(a)
Interpretation:
The peptides obtained from the cleavage of given peptide chain by carboxypeptidase A has to be given.
Concept introduction:
Amino acids are linked each other by peptide bonds is called protein (one or more peptide bonds). Peptide bonds are amide bonds, in which carbonyl group of one amino acid bonded to amino group of other amino acid. The chain of the protein is drawn in such a way that left end is occupied by free amino group (say N-terminal) and right side of the chain is occupied by carbonyl group (say C-terminal).
Exopeptidases cleave peptide bonds that are not at the end.

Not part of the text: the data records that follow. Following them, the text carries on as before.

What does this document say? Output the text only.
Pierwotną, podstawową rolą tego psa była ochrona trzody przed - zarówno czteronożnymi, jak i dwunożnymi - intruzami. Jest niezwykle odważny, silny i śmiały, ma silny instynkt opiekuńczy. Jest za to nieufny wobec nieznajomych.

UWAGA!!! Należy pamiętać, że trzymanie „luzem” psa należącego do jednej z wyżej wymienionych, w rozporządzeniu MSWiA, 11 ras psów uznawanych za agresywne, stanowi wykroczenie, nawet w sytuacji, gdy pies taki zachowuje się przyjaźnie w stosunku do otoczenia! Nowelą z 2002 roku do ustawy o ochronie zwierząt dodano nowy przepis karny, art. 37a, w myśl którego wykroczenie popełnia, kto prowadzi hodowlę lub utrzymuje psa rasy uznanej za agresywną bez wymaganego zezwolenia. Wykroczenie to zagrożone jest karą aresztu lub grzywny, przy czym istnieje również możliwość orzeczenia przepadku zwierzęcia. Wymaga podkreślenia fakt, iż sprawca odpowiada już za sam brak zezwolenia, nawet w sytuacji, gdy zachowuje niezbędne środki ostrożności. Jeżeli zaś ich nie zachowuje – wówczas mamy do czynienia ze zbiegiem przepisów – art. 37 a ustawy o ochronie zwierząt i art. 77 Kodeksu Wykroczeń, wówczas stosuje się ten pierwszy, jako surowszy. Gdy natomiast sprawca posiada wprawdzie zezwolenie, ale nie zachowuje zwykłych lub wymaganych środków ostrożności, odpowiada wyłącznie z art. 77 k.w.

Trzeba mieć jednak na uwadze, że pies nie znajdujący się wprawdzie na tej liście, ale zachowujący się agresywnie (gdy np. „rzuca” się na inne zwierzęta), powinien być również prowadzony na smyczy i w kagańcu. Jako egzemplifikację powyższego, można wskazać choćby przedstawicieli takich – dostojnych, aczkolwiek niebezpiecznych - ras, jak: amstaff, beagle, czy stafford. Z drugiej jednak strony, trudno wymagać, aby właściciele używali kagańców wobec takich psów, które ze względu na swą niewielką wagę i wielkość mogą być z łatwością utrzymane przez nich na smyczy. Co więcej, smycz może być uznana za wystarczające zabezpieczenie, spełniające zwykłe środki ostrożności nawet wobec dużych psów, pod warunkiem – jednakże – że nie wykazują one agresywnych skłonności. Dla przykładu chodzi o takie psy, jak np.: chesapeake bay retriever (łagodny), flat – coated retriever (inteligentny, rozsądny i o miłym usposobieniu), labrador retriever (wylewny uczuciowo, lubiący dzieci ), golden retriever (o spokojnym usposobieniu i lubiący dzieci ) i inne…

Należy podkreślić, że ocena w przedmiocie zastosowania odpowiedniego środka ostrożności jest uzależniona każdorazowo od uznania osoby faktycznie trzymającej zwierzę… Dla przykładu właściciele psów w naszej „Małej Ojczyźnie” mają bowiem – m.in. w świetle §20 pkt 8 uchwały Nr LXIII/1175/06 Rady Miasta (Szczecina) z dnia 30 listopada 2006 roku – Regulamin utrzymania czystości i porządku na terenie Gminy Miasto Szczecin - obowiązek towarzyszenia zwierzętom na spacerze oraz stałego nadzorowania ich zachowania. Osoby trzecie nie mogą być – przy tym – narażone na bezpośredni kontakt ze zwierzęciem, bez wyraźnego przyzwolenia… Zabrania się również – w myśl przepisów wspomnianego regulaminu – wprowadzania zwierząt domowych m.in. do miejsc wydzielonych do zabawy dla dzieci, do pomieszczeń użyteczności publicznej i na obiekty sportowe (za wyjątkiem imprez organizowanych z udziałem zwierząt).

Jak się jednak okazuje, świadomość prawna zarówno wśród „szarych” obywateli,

Carboxypeptidase A is an exopeptidase, which cleave the peptide bond of C-terminal amino acid except arginine and lysine.
(b)
Interpretation:
The peptides obtained from the cleavage of given peptide chain by cyanogen bromide has to be given
Concept introduction:
Amino acids are linked each other by peptide bonds is called protein (one or more peptide bonds). Peptide bonds are amide bonds, in which carbonyl group of one amino acid bonded to amino group of other amino acid. The chain of the protein is drawn in such a way that left end is occupied by free amino group (say N-terminal) and right side of the chain is occupied by carbonyl group (say C-terminal).
Cyanogen bromide cleaves the C-terminal peptide of Methionine in a peptide chain.
(c)
Interpretation:
The peptides obtained from the cleavage of given peptide chain by trypsin has to be given.
Concept introduction:
Amino acids are linked each other by peptide bonds is called protein (one or more peptide bonds). Peptide bonds are amide bonds, in which carbonyl group of one amino acid bonded to amino group of other amino acid. The chain of the protein is drawn in such a way that left end is occupied by free amino group (say N-terminal) and right side of the chain is occupied by carbonyl group (say C-terminal).
Endopeptidases cleave peptide bonds that are not at the end.
Trypsin is an endopeptidase, which cleave the C-side peptide bond of positively charged side chains such as arginine and lysine.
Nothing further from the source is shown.